Q: Why did Wells Fargo’s incentive program motivate greater than 5,000 employees to open fraudulent accounts?
Mark Zokle: Wells Fargo then-CEO John Stumph set unrealistic goals for his lowest paid employees barely making enough base salary to feed their families. In this case, employees were pressured to open eight new accounts each day – and those who fell short were forced to work on their days off. Stumph was informed of the problem more than a decade ago, when he first took office. His failure to proactively adjust company policies directly led to his downfall.
Q: In your opinion, should a company offer performance incentives to employees?
Mark Zokle: Absolutely, providing the program is structured in a way that does not punish those who are unable to meet goals.

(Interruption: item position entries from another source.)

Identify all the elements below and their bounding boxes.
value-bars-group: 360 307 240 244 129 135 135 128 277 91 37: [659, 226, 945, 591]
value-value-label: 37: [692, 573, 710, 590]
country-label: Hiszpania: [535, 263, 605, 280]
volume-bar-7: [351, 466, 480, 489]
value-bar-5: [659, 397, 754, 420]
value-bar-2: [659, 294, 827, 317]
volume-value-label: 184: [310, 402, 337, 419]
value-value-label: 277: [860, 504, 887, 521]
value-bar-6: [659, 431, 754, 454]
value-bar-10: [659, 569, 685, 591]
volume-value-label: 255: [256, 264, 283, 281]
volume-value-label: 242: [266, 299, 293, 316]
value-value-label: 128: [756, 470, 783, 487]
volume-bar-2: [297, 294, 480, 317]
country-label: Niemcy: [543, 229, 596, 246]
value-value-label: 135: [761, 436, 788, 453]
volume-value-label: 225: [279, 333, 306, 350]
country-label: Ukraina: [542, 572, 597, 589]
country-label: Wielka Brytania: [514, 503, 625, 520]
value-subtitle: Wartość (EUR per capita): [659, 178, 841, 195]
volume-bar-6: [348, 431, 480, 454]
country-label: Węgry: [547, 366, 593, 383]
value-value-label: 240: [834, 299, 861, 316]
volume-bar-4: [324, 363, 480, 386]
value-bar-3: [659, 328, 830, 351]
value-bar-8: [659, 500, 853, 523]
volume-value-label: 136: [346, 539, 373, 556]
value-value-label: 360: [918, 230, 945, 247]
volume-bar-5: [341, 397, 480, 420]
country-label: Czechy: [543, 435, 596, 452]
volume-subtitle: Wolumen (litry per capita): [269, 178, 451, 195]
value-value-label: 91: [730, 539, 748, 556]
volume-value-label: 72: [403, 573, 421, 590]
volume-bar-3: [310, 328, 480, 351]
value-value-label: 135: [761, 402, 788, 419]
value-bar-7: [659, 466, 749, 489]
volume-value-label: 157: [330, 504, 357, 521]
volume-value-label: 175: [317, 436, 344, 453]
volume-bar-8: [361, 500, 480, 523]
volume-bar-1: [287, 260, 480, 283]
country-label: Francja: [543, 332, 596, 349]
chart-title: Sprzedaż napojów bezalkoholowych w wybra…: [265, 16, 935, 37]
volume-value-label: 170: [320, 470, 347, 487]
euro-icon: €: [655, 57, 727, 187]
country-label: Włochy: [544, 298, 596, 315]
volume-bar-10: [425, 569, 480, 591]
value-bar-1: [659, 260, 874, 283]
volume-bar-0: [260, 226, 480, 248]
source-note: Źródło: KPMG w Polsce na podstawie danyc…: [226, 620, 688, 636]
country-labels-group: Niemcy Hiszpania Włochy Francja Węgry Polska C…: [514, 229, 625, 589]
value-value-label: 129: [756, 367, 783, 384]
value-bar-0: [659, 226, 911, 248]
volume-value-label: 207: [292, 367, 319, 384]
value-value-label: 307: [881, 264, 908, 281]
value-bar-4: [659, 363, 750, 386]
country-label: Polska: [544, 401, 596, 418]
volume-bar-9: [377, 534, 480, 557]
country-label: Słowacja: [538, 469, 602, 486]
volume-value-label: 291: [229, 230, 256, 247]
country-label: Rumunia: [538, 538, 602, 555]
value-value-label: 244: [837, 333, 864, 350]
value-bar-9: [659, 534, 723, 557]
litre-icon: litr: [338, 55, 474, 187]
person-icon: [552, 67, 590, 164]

I feel like an incentive should be a reward that encourages positive behavior, not something that instills fear in people already struggling to make ends meet.

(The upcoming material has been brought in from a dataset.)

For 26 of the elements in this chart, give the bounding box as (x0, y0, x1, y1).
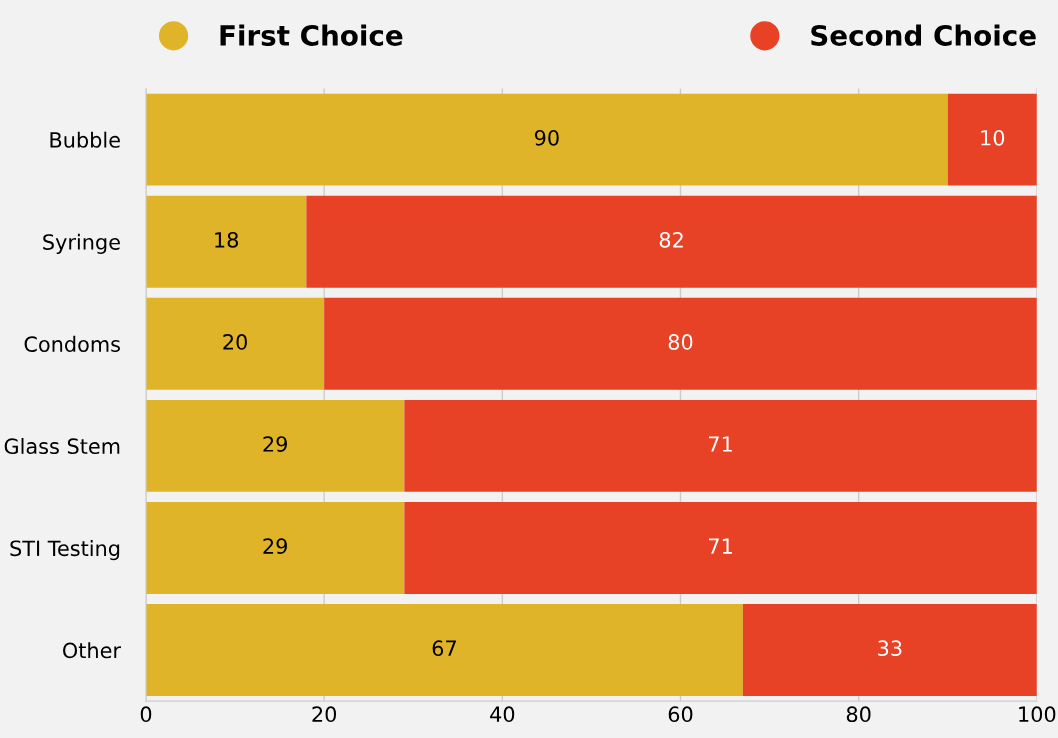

Q: Is money the best motivator?
Mark Zokle: Surprisingly, not always. Different employees respond to rewards in different ways. Some strive for public recognition; others for a more prominent position. Money tends to be less of a motivator as salaries climb, however, a competitive wage is vital before any incentive program is really effective.
Q: How do a company’s values play a part in the behavior of its employees?
Mark Zokle: When a company clearly defines its goals and values, and really puts them in the core of its daily operations, it shines through in its employees. However, in my opinion, policies that rarely see follow-through leave employees apathetic toward their workplace…and their customers.